Home > XE Currency Blog > XE Market Analysis: Asia - Dec 04, 2013


XE Currency Blog

Topics7265 Posts7310
By XE Market Analysis December 4, 2013 1:57 pm
    XE Market Analysis's picture
    XE Market Analysis Posts: 5189
    XE Market Analysis: Asia - Dec 04, 2013

    The dollar perked up, as equities fell and yields moved higher in the aftermath of the better ADP employment report. The greenback's gains were short lived however, as non-manufacturing ISM disappointed, and as the market girded itself for Thursday's ECB meeting. The Bank is not likely to cut rates, although updated staff projections are likely to bring a downward revision to inflation forecasts and the risks to the economic outlook continue to lie on the downside. Generally though, some euro short covering was apparent in N.Y. trade on Wednesday. EUR-USD slipped to 1.3530 from near 1.3600 after the jobs data, though recovered back to 1.3605 later in the session. USD-JPY was weighed down by a soft risk backdrop, again testing the 102.00 level.

    [EUR, USD]
    EUR-USD had already been in retreat following another failed attempt to sustain gains through 1.3600 when the solid 215k headline of the ADP report hit the wire headlines.

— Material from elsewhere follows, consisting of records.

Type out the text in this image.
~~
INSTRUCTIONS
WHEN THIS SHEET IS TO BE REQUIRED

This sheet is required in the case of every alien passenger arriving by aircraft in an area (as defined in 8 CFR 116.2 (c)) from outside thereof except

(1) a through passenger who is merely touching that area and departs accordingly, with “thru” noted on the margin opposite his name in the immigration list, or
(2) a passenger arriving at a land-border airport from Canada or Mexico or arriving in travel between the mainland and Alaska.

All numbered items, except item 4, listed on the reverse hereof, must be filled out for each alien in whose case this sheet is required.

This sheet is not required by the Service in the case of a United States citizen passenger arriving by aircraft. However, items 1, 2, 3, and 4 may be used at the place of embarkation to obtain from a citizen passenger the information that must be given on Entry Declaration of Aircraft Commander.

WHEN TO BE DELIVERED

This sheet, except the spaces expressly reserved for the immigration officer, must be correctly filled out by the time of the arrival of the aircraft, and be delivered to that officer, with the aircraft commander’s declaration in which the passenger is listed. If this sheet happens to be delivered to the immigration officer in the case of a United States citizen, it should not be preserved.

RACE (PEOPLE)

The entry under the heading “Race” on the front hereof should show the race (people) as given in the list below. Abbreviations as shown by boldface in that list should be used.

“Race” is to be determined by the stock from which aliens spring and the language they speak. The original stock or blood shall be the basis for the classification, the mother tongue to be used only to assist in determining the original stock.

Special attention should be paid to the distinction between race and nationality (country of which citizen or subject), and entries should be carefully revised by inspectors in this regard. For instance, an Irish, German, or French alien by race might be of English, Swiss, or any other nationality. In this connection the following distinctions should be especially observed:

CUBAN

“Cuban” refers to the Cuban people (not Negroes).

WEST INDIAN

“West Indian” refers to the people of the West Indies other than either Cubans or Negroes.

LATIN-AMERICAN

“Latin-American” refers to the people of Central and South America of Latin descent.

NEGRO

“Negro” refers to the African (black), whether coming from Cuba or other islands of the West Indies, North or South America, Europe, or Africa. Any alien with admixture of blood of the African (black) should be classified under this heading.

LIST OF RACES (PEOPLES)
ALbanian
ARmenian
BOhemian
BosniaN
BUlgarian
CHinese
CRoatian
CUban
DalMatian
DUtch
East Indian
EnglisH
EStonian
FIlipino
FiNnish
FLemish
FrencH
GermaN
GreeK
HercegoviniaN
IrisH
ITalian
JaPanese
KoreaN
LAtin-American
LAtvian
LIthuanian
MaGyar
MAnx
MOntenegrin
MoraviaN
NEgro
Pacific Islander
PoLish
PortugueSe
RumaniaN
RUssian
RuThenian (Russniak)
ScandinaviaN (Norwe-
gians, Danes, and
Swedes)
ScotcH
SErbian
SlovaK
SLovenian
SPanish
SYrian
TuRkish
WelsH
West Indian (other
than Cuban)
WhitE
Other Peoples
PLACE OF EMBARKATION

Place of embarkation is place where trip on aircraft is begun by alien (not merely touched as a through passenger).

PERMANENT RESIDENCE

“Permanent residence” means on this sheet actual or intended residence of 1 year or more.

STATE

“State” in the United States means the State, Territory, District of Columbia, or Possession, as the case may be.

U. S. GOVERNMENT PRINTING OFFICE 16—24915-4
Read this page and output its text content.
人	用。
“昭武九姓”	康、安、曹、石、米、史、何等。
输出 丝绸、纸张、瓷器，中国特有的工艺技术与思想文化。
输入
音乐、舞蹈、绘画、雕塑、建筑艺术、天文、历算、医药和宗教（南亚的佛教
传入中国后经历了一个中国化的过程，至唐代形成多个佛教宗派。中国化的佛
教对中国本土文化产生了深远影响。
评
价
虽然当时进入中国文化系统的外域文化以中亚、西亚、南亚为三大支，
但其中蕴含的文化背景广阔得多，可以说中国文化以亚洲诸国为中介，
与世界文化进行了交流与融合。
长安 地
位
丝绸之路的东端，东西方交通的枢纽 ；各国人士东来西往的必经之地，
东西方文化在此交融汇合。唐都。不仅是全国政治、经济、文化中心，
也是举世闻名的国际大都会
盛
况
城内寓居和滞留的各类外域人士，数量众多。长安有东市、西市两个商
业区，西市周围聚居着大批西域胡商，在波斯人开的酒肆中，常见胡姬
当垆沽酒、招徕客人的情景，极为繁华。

The pair subsequently extended to a 1.3569 low where it found a toehold and rebounded back toward the 1.3580-90 area, so quite a bit of chop so far in the New York AM without pronounced directional progress. EUR-USD edged to 1.3545 post trade data, adding to losses sustained following the stronger ADP jobs print. The 1.3540 level provided support so far this week, which was again the case on Wednesday. Pre-ECB short covering, along with a mostly damp dollar elsewhere allowed EUR-USD to move back over 1.3600 in subsequent trade.

    [USD, JPY]
    USD-JPY traded about a 102.40 to 102.75 range through the morning session, though as Wall Street crapped out later in the day, the pairing edged steadily lower. The pairing eased through the 102.30 level, and tripped intra day stops 102.25. Underneath, bids into the figure slowed downside progress, though the pairing eventually traded to lows under 101.85 on further stop loss selling interest. USD-JPY may remain under some pressure, until equities and risk appetite return. In the meantime, fretting over Fed tapering may weigh.

    [GBP, USD]
    Sterling dipped on the services PMI miss, but found a toehold against both the USD and GBP fairly quickly as the overall U.K. picture remains bullish for the currency. Cable logged a new low for the week at 1.6323 and EUR-GBP a high for the week at 0.8321. As the dollar struggled overall in N.Y. trade, cable rebounded back briefly over 1.6400, though the outperforming euro, saw EUR-GBP edge higher.

    [USD, CHF]
    We anticipate CHF to remain on a firming course against the USD and EUR through to the week's end. The rekindled U.S. Fed tapering view as proven supportive for the safe haven Swiss currency, as this backdrop has elicited some risk aversion in global markets. We also anticipate a firm U.S. jobs report on Friday, which in the event should strengthen the possibility of the Fed commencing a tapering program and which would stir a higher degree of risk aversion in markets. USD-CHF is technically looking bearish too, holding within a three-week bear channel, targeting 0.8990. EUR-CHF has sunk to its range lows of the last month in the 1.2280-1.2300 region.

    [USD, CAD]
    USD-CAD ran up to 1.0697 from 1.0675 following the BoC announcement and statement. The Bank emphasized the downside risks to inflation, which was enough to keep the CAD under pressure. USD-CAD ran into good offers under 1.0700, presumably related to the defense of option barriers at the figure. USD-CAD later took another look at the 1.0700 mark, this time managing to snuff out barriers, and reach a high of 1.0707. A new band of buy stops was seen at 1.0710, and sources now say above the 20 level, there is very little in the way of selling interest until 1.0750. Initial resistance is seen at the May, 2010 high of 1.0719.